Так мы и стояли молча, лицом к лицу, не зная, что надо сказать в этой ситуации, а он все улыбался этой невыносимой улыбкой, которая для меня была пыткой. Потому что только мы двое знали сейчас масштаб случившегося несчастья. Я подумал о нем раньше, когда говорил с Лавровой, но старательно отгонял от себя эту мысль. А теперь, глядя на жалкую кривую улыбку Полякова, я понял, что произошло именно это. Так бессмысленно и страшно улыбаются люди, которым миг назад принесли разящую весть о потере кого-то очень близкого.
Он облизнул пересохшие губы и хрипло спросил:
— Скрипка?!.. В шкафу?..
— …Постарайтесь вспомнить, что еще пропало из квартиры…
Он сидел в глубоком кресле и ладонями держал себя за лицо, отчего казалось, будто голова его украшена двумя белыми ветками. Поляков меня не слышал. Потом он поднял голову и сказал:
— Да-да, конечно, наверное… Что вы сказали, простите?
— Мне нужно, чтобы вы перечислили пропавшие из дома вещи…
Поляков пожал плечами:
— Я затрудняюсь так, сразу… Жена попозже приедет, она, наверное, точно скажет.
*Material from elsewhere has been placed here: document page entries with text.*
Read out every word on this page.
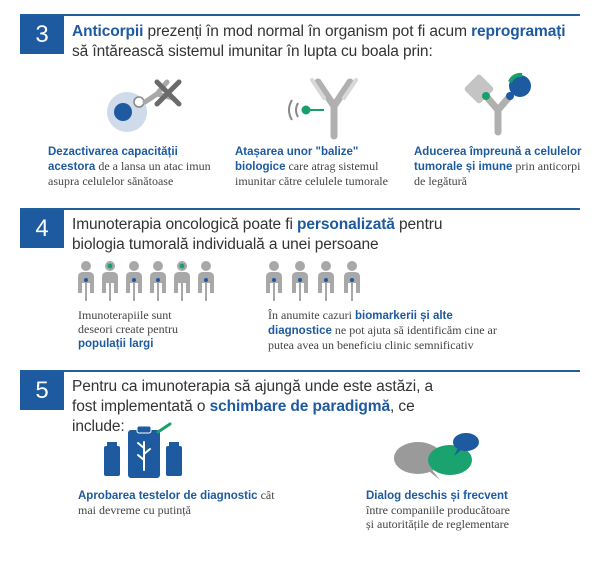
3	Anticorpii prezenți în mod normal în organism pot fi acum reprogramați să întărească sistemul imunitar în lupta cu boala prin:
Dezactivarea capacității acestora de a lansa un atac imun asupra celulelor sănătoase
Atașarea unor "balize" biologice care atrag sistemul imunitar către celulele tumorale
Aducerea împreună a celulelor tumorale și imune prin anticorpi de legătură
4	Imunoterapia oncologică poate fi personalizată pentru biologia tumorală individuală a unei persoane
Imunoterapiile sunt deseori create pentru populații largi
În anumite cazuri biomarkerii și alte diagnostice ne pot ajuta să identificăm cine ar putea avea un beneficiu clinic semnificativ
5	Pentru ca imunoterapia să ajungă unde este astăzi, a fost implementată o schimbare de paradigmă, ce include:
Aprobarea testelor de diagnostic cât mai devreme cu putință
Dialog deschis și frecvent între companiile producătoare și autoritățile de reglementare
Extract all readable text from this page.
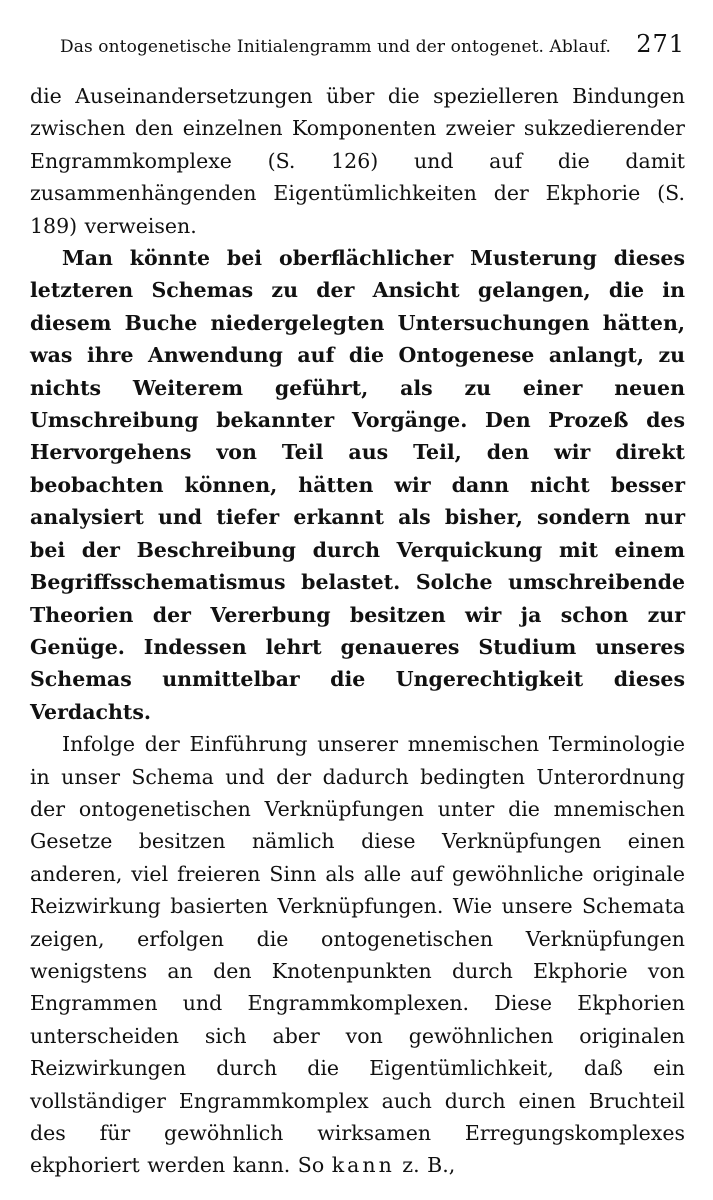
Das ontogenetische Initialengramm und der ontogenet. Ablauf. 271

die Auseinandersetzungen über die spezielleren Bindungen zwischen den einzelnen Komponenten zweier sukzedierender Engrammkomplexe (S. 126) und auf die damit zusammenhängenden Eigentümlichkeiten der Ekphorie (S. 189) verweisen.

Man könnte bei oberflächlicher Musterung dieses letzteren Schemas zu der Ansicht gelangen, die in diesem Buche niedergelegten Untersuchungen hätten, was ihre Anwendung auf die Ontogenese anlangt, zu nichts Weiterem geführt, als zu einer neuen Umschreibung bekannter Vorgänge. Den Prozeß des Hervorgehens von Teil aus Teil, den wir direkt beobachten können, hätten wir dann nicht besser analysiert und tiefer erkannt als bisher, sondern nur bei der Beschreibung durch Verquickung mit einem Begriffsschematismus belastet. Solche umschreibende Theorien der Vererbung besitzen wir ja schon zur Genüge. Indessen lehrt genaueres Studium unseres Schemas unmittelbar die Ungerechtigkeit dieses Verdachts.

Infolge der Einführung unserer mnemischen Terminologie in unser Schema und der dadurch bedingten Unterordnung der ontogenetischen Verknüpfungen unter die mnemischen Gesetze besitzen nämlich diese Verknüpfungen einen anderen, viel freieren Sinn als alle auf gewöhnliche originale Reizwirkung basierten Verknüpfungen. Wie unsere Schemata zeigen, erfolgen die ontogenetischen Verknüpfungen wenigstens an den Knotenpunkten durch Ekphorie von Engrammen und Engrammkomplexen. Diese Ekphorien unterscheiden sich aber von gewöhnlichen originalen Reizwirkungen durch die Eigentümlichkeit, daß ein vollständiger Engrammkomplex auch durch einen Bruchteil des für gewöhnlich wirksamen Erregungskomplexes ekphoriert werden kann. So kann z. B.,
Но это все не имеет значения. Пропала скрипка. Скрипка моя пропала, — сказал он сдавленным голосом, и весь он был похож на горестно нахохленную, измученную птицу.
Я не знал, что сказать, и неуверенно спросил:
— Вы, наверное, привыкли к этому инструменту?
Он поднял голову и посмотрел на меня удивленно, и по взгляду его я понял, что сказал нечто невероятное.